Of course, an international relations major should travel the world, so Mangione spent a semester in Chile, where she completed her minor in Spanish. She also studied in Cambodia and the Arctic through USC Dornsife’s Problems Without Passports, courses that combine problem-based learning research exercises with study abroad.

 

Julia Sabo Mangione photo by Dietmar Quistorf.

In Cambodia, Mangione conducted research on the country’s genocide and the court that is prosecuting the top Khmer Rouge leaders.

“It was a phenomenal experience as a freshman to get to do all of that,” said Mangione, who emphasized how USC Dornsife’s varied study abroad and research opportunities drew her to the university.

During her Arctic trip to Sweden, Finland and Russia, Mangione studied ecological security and global politics. She learned about a key intergovernmental forum called the Arctic Council, which prides itself on the fact that it includes indigenous people’s organizations, and decided to look into the effectiveness of that participation for her senior honors thesis — for which Mangione received full honors.

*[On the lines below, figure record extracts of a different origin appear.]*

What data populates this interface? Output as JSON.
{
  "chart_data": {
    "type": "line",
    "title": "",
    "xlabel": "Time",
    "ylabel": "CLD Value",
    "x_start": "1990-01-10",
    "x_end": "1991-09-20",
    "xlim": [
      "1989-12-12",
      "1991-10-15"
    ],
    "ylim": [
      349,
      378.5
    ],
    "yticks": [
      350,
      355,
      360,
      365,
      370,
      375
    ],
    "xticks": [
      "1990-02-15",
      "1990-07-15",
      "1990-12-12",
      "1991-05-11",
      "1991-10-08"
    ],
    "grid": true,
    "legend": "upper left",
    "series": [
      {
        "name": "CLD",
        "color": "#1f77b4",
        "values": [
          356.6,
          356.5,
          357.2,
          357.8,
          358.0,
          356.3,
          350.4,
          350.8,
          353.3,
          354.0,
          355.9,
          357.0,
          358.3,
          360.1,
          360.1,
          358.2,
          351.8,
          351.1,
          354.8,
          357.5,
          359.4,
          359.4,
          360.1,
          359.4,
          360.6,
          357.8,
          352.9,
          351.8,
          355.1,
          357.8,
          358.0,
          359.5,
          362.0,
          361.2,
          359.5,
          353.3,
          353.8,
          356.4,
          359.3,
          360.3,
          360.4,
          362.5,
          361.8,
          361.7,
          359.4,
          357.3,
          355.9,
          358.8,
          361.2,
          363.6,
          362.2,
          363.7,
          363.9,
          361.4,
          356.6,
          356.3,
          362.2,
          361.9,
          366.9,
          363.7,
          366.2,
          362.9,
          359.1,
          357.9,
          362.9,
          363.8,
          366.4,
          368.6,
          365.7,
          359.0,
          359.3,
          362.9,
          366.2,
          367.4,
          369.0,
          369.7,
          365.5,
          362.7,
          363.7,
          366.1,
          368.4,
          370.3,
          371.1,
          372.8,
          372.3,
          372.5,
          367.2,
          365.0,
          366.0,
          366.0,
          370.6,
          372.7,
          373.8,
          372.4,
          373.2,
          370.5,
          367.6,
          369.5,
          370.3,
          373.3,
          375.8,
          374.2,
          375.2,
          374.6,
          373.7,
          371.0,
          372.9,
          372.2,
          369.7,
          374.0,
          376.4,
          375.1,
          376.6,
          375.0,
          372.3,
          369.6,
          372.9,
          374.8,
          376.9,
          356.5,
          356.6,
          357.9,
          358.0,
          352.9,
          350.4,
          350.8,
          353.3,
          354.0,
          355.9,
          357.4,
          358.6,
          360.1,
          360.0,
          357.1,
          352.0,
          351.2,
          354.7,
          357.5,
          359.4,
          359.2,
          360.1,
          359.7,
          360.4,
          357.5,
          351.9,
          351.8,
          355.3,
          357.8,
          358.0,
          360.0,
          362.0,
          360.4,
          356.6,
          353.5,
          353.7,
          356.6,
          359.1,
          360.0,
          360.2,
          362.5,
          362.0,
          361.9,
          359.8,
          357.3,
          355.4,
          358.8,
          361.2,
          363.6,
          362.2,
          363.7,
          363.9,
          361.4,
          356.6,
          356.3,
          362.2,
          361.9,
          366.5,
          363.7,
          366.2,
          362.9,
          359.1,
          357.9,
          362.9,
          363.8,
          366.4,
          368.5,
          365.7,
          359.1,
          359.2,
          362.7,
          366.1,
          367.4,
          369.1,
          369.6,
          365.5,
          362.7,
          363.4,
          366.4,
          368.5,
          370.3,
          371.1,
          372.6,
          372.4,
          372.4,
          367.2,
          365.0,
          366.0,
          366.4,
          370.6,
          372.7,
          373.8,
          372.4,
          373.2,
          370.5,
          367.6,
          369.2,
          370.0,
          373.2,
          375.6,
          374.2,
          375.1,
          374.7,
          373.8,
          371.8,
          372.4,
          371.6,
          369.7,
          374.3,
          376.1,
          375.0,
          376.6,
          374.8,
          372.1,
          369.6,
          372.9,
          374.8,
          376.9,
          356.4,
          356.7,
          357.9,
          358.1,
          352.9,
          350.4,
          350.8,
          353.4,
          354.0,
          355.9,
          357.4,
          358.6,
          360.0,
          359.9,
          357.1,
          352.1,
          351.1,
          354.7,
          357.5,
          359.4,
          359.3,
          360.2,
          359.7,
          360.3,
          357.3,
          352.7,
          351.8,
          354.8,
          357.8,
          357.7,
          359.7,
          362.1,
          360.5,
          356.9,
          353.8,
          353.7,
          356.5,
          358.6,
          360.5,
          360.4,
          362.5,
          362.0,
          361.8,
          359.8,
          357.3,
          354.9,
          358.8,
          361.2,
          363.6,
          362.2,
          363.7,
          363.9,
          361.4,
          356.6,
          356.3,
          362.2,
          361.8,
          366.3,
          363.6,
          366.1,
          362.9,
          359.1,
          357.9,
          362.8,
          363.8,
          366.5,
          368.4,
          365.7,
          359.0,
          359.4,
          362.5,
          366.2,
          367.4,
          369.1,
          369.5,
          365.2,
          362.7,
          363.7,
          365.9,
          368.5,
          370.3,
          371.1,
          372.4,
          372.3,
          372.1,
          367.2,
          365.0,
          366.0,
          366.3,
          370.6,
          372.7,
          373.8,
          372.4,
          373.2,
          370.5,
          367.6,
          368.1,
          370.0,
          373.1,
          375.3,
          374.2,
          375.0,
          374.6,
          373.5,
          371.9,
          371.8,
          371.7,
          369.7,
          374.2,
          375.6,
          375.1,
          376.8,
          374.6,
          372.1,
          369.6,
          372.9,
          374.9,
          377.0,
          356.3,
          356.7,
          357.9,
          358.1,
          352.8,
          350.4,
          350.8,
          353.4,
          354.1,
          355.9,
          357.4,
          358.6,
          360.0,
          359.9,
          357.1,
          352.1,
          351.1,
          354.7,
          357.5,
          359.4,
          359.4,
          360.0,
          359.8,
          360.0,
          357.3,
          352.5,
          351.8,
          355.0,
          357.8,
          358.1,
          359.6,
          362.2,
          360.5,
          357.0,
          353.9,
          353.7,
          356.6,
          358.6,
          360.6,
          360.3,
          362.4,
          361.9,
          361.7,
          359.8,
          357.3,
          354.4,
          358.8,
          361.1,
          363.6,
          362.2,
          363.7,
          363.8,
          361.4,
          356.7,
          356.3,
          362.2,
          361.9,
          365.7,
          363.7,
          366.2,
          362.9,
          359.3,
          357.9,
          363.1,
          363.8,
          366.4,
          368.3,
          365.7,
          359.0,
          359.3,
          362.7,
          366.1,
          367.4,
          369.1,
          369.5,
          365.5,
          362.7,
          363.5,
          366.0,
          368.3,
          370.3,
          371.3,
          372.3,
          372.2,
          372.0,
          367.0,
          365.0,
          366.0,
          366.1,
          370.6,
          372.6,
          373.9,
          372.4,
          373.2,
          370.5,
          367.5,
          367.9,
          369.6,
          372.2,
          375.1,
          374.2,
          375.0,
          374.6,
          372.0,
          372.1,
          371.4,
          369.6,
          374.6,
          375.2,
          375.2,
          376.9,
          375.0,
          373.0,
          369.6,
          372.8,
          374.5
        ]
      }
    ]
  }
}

While studying human rights internationally, Mangione was also actively involved in advocating for underrepresented students and labor rights both on campus and in the local community.

“You don’t have to go anywhere to engage in the field of social justice,” she said.

Growing up in the San Francisco suburb of Menlo Park, Mangione attended a diverse charter high school, an experience that she said helped her identify the local equality problems in her community as well as connect with the Spanish-speaking Latino community.

At USC, because she “wanted to increase the number of underrepresented minority students in the local community who pursue higher education,” Mangione joined the USC Chicanos for Progressive Education, where she developed curriculum and coordinated a mentoring program for first-generation college students.

She served as president and student-worker relations coordinator of the USC Student Coalition Against Labor Exploitation (SCALE), advocating for better working conditions for employees in the dining halls and dorms. Through her work with SCALE, she also successfully led a two-year campaign to affiliate USC with an independent factory monitor.

“Collaboration between students and administration on this issue led to a policy change that will greatly improve the working conditions of people producing USC apparel,” Mangione said. “We are grateful to President Nikias and other top administrators for their openness to working with us on these issues. This was a real success story.”

Mangione also campaigned with the Unite Here Local 11, the union that represents more than 700 hospitality workers on campus. She looks forward to continuing that kind of work this summer as a part-time employee with the Los Angeles County Federation of Labor.

“I’ll be working locally with immigrant workers to inform them of their rights as well as connect them with the national immigration debate,” she said. “My work in labor at USC has shown me how important it is to address local human security issues as well as global ones.”

Eventually, Mangione hopes to pursue a master’s degree in international development.

“I think coordinating local grassroots efforts globally is what I would like to engage in, exploring how we can energize local community leaders and coordinate that strategy internationally,” she said. “I definitely like the idea of working to pursue social justice on a global scale.”   —J.R.